Each piece for the Hall, said Ellis, takes her about four days to sculpt, but the process is typically longer because Cooperstown frequently asks for revisions, reviewing her ongoing work from forwarded photographs. She also has some occasional false starts, like this year with Martinez & Co.
“It was cold out and I’d installed new lights in the studio,’’ said Ellis, noting how temperature can alter the pliability of the clay. “After a few days, I scrapped them all and switched to a different clay. I’m thrilled I did. I hated to lose the time, but factors like weather and humidity make a big difference.’’
Ellis took her first steps toward an art career while in fourth grade at the Nativity School in the Pittsburgh suburb of Broughton. The city-based Carnegie Institute chose children from all around Pittsburgh for year-round art classes every Saturday and for two days every week in the summer.

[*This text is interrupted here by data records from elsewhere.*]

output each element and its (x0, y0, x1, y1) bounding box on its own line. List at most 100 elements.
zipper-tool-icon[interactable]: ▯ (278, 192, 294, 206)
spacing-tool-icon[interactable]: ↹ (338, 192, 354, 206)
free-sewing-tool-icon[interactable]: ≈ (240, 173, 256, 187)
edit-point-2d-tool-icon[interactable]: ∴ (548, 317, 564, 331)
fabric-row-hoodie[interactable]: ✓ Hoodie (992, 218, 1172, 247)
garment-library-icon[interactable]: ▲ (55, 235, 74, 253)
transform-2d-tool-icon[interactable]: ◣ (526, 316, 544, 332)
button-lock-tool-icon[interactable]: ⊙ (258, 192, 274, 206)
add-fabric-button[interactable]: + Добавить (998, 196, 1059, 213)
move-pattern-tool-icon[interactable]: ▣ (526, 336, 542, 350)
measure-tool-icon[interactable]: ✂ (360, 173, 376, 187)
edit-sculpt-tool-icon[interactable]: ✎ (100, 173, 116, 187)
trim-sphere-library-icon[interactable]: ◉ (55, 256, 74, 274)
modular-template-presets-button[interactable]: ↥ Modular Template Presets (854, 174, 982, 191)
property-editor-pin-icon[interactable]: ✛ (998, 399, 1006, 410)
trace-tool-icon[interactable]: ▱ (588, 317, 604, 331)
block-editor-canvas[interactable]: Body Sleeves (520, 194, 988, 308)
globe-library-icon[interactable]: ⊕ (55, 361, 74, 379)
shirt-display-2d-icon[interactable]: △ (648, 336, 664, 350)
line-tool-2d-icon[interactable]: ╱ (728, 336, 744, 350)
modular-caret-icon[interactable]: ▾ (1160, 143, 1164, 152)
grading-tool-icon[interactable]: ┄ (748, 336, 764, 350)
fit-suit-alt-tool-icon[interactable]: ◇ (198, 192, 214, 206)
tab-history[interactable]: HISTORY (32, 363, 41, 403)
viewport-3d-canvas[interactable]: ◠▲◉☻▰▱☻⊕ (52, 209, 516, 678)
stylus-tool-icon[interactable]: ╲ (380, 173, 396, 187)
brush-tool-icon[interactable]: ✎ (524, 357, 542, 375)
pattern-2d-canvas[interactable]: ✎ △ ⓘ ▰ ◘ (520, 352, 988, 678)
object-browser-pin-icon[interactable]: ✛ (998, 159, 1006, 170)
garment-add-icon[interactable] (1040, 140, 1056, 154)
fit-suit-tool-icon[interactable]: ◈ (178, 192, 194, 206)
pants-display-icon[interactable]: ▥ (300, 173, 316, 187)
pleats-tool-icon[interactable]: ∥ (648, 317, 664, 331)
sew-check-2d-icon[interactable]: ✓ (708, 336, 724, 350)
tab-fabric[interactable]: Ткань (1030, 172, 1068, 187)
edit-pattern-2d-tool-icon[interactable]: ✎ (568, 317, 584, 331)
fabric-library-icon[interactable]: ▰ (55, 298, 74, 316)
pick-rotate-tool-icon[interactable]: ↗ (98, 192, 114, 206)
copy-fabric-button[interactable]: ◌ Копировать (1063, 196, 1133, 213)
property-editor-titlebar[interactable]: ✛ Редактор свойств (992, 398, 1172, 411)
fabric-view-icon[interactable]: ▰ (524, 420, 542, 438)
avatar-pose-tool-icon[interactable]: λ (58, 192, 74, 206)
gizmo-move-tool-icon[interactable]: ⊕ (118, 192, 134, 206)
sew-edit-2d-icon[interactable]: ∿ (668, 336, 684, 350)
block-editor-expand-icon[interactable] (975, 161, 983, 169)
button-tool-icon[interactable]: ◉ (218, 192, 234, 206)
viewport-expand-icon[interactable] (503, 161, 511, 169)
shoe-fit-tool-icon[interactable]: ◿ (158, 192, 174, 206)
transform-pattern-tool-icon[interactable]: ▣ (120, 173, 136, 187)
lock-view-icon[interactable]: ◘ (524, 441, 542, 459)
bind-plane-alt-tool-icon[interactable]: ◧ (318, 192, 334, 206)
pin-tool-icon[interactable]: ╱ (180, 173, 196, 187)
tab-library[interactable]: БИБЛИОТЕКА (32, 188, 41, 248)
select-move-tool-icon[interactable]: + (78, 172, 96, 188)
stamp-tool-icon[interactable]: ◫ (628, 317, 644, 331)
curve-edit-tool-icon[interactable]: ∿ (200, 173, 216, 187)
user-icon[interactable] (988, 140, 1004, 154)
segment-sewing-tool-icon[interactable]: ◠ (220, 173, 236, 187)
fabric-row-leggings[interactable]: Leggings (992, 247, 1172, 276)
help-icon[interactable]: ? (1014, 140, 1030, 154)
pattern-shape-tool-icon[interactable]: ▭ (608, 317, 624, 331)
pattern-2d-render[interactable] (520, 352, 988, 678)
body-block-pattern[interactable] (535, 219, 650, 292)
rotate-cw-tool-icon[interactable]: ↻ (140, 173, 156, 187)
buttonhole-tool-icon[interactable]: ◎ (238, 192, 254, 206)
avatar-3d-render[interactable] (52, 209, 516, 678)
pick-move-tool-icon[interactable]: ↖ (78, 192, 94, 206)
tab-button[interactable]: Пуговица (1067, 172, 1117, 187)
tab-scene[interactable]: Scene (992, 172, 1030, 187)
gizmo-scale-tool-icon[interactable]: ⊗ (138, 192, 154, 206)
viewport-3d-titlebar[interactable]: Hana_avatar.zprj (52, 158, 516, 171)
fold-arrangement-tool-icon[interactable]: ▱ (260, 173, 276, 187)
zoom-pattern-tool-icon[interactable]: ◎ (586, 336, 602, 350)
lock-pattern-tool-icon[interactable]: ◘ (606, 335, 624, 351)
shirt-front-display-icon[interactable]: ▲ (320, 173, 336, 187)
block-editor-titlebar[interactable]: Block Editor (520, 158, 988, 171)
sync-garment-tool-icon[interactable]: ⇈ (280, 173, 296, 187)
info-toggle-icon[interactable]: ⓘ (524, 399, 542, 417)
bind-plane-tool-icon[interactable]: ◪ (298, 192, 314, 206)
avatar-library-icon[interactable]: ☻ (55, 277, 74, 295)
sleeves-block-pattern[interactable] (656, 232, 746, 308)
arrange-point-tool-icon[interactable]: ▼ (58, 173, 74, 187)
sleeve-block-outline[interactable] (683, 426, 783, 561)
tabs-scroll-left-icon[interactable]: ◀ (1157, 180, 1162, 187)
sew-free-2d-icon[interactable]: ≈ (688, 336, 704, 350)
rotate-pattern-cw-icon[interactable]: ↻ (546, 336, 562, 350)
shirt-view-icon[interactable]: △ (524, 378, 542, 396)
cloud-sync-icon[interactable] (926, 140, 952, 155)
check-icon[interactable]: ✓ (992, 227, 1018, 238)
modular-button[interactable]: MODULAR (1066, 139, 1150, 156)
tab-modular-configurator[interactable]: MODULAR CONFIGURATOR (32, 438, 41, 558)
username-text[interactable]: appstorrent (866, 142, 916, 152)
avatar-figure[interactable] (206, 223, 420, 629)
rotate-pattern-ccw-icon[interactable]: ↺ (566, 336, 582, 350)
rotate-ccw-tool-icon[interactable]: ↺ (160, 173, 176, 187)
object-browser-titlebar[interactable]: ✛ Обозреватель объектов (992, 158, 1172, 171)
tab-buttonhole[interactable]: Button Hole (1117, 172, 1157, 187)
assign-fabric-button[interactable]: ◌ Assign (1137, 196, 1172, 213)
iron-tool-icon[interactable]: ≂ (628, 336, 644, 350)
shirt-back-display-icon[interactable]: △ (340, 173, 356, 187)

Those classes, which she never missed, ultimately led Ellis to Edinboro University, where in 1979 she earned her undergraduate degree in fine arts, with a major in wood furniture design and construction and a minor in sculpture.
It was the childhood classes, though, that led to her first days in the big leagues, inside a vacant Forbes Field.
“One day during art class, the teacher, Mr. Fitzpatrick, said, ‘We’re taking a field trip today; we’re going to Forbes Field,’ ’’ recalled Ellis. “We went in, lined up boy-girl, boy-girl, with our drawing boards. The park was empty. The assignment was to imagine the game going on and then draw it. That’s a pretty imaginative experiment.’’
Imaginative and long-lasting. Every January, when the new Hall members are announced, Ellis gets back to work on her new subjects, studying their faces, shaping the clay that will be their look for the ages.